Significant updates, changes, and trends we are seeing this week:
- In encouraging news for global equity, the Asian Development Bank launched a $9 billion effort to help low- and middle-income countries in Asia with vaccine procurement and distribution. This funding will include investment in vaccine infrastructure, such as cold-chain storage, surveillance, and outreach.
- Pfizer/BioNTech had a big week, receiving emergency use authorization in the UK (where vaccination began on Dec 8), the US (vaccinations set to begin on Dec 14), and Canada.

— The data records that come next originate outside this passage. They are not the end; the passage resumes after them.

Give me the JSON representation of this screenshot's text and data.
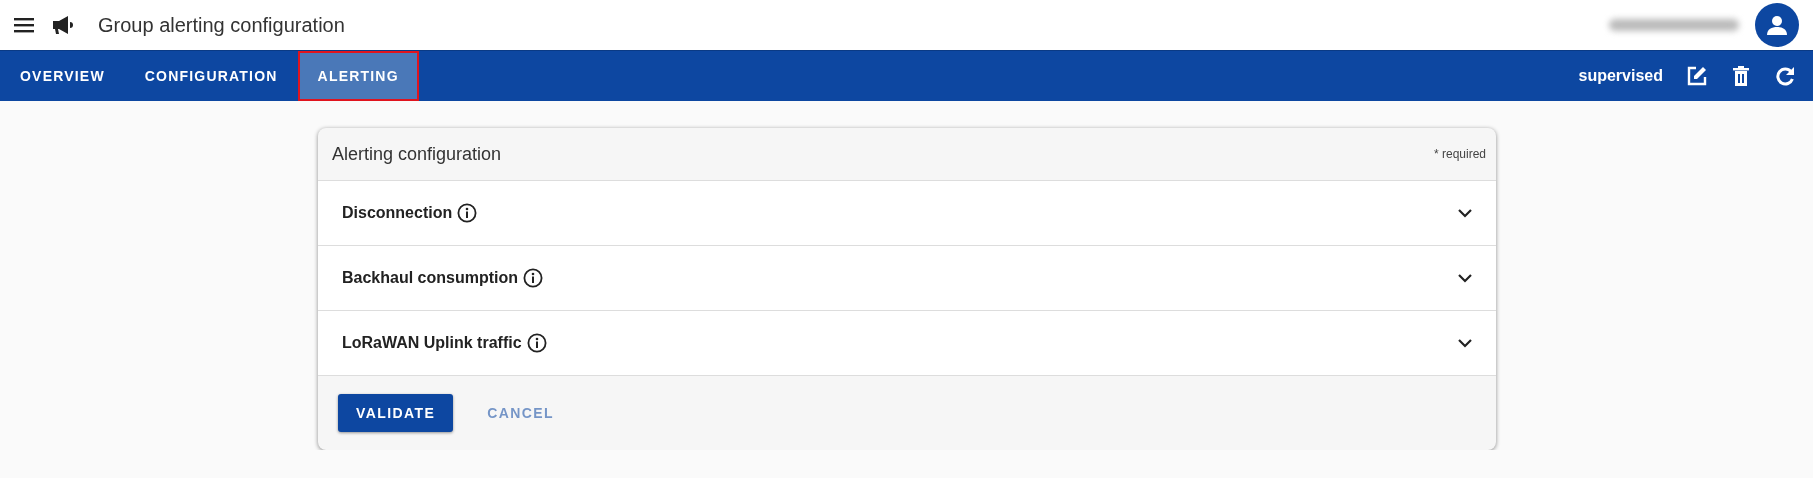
{
  "app_bar": {
    "title": "Group alerting configuration"
  },
  "tabs": [
    {
      "label": "OVERVIEW",
      "selected": false,
      "outlined": false
    },
    {
      "label": "CONFIGURATION",
      "selected": false,
      "outlined": false
    },
    {
      "label": "ALERTING",
      "selected": true,
      "outlined": true
    }
  ],
  "status": "supervised",
  "card": {
    "title": "Alerting configuration",
    "required_note": "* required",
    "sections": [
      {
        "label": "Disconnection",
        "expanded": false
      },
      {
        "label": "Backhaul consumption",
        "expanded": false
      },
      {
        "label": "LoRaWAN Uplink traffic",
        "expanded": false
      }
    ],
    "buttons": [
      {
        "label": "VALIDATE",
        "kind": "primary",
        "disabled": false
      },
      {
        "label": "CANCEL",
        "kind": "text",
        "disabled": true
      }
    ]
  }
}
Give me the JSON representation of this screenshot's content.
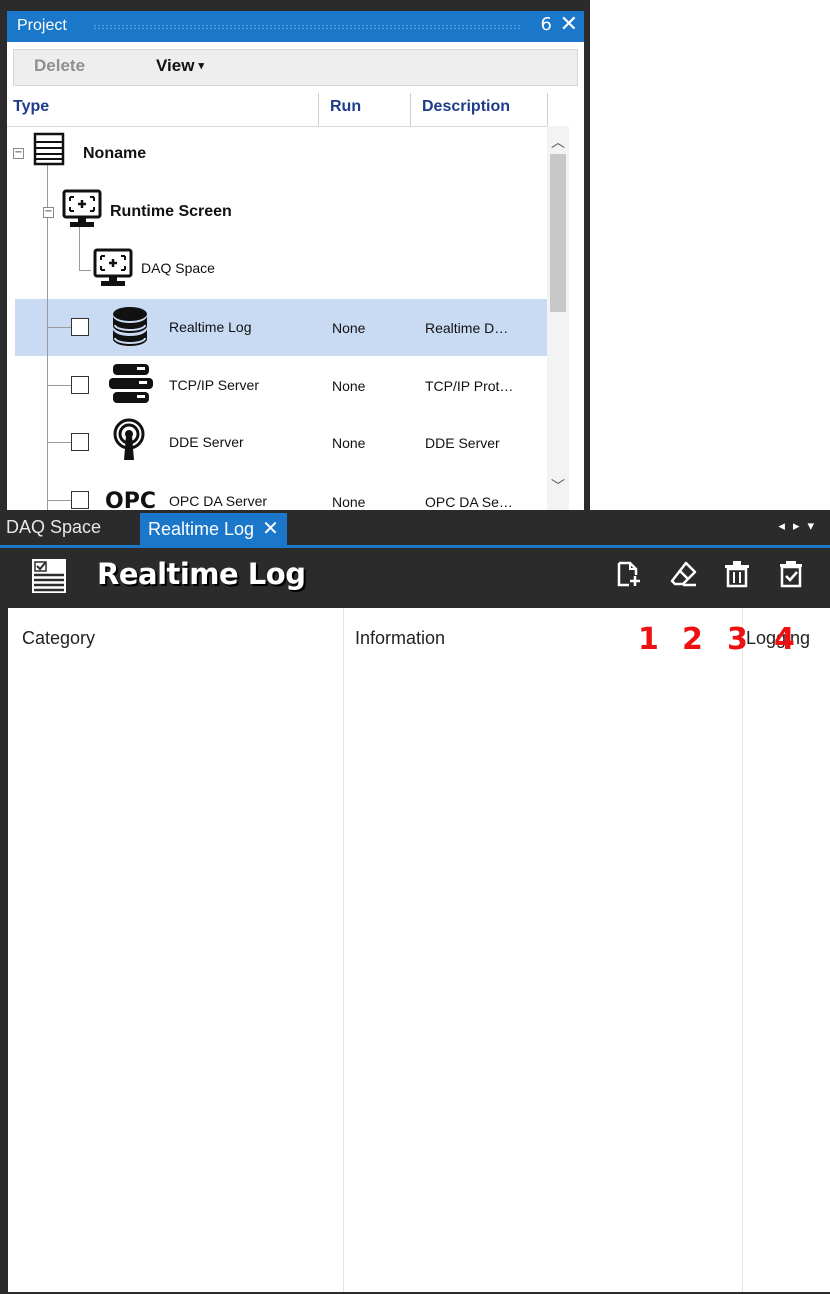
{
  "project_panel": {
    "title": "Project",
    "toolbar": {
      "delete_label": "Delete",
      "view_label": "View"
    },
    "columns": {
      "type": "Type",
      "run": "Run",
      "description": "Description"
    },
    "tree": {
      "root": "Noname",
      "runtime_screen": "Runtime Screen",
      "daq_space": "DAQ Space",
      "items": [
        {
          "label": "Realtime Log",
          "run": "None",
          "description": "Realtime D…"
        },
        {
          "label": "TCP/IP Server",
          "run": "None",
          "description": "TCP/IP Prot…"
        },
        {
          "label": "DDE Server",
          "run": "None",
          "description": "DDE Server"
        },
        {
          "label": "OPC DA Server",
          "run": "None",
          "description": "OPC DA Se…"
        }
      ]
    }
  },
  "tabs": {
    "daq_space": "DAQ Space",
    "realtime_log": "Realtime Log"
  },
  "document": {
    "title": "Realtime Log",
    "columns": {
      "category": "Category",
      "information": "Information",
      "logging": "Logging"
    },
    "annotations": [
      "1",
      "2",
      "3",
      "4"
    ]
  },
  "icons": {
    "pin": "pin-icon",
    "close": "close-icon",
    "add_document": "add-document-icon",
    "edit": "eraser-edit-icon",
    "delete": "trash-icon",
    "check": "clipboard-check-icon"
  },
  "colors": {
    "accent": "#1a77c9",
    "dark": "#2b2b2b",
    "selection": "#c9dbf3",
    "annotation": "#ee1111"
  }
}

- Mix and match trials: the UK will trial a combination of one dose of the Pfizer vaccine and one dose of the Oxford-AstraZeneca vaccine, while Russia has announced that they will test a combination of Sputnik V with Oxford-AstraZeneca. The Oxford-AstraZeneca vaccine published its Phase III results in the Lancet this week.
- The University of Queensland-CSL vaccine candidate will not move forward, after recipients were found to have antibodies that could interfere with HIV testing. Australia responded by canceling their order and swiftly moving to increase their Oxford-AZ and Novavax orders.
- This week we saw a number of increased orders: In addition to Australia’s mentioned above, the US and Switzerland increased their purchased doses with Moderna.
- In the past two weeks, smaller economies have begun to make more purchases, including South Korea, Israel, and Lebanon. The early positive results from leading candidates may have sufficiently de-risked the Covid-19 vaccine landscape, allowing these countries to jump in.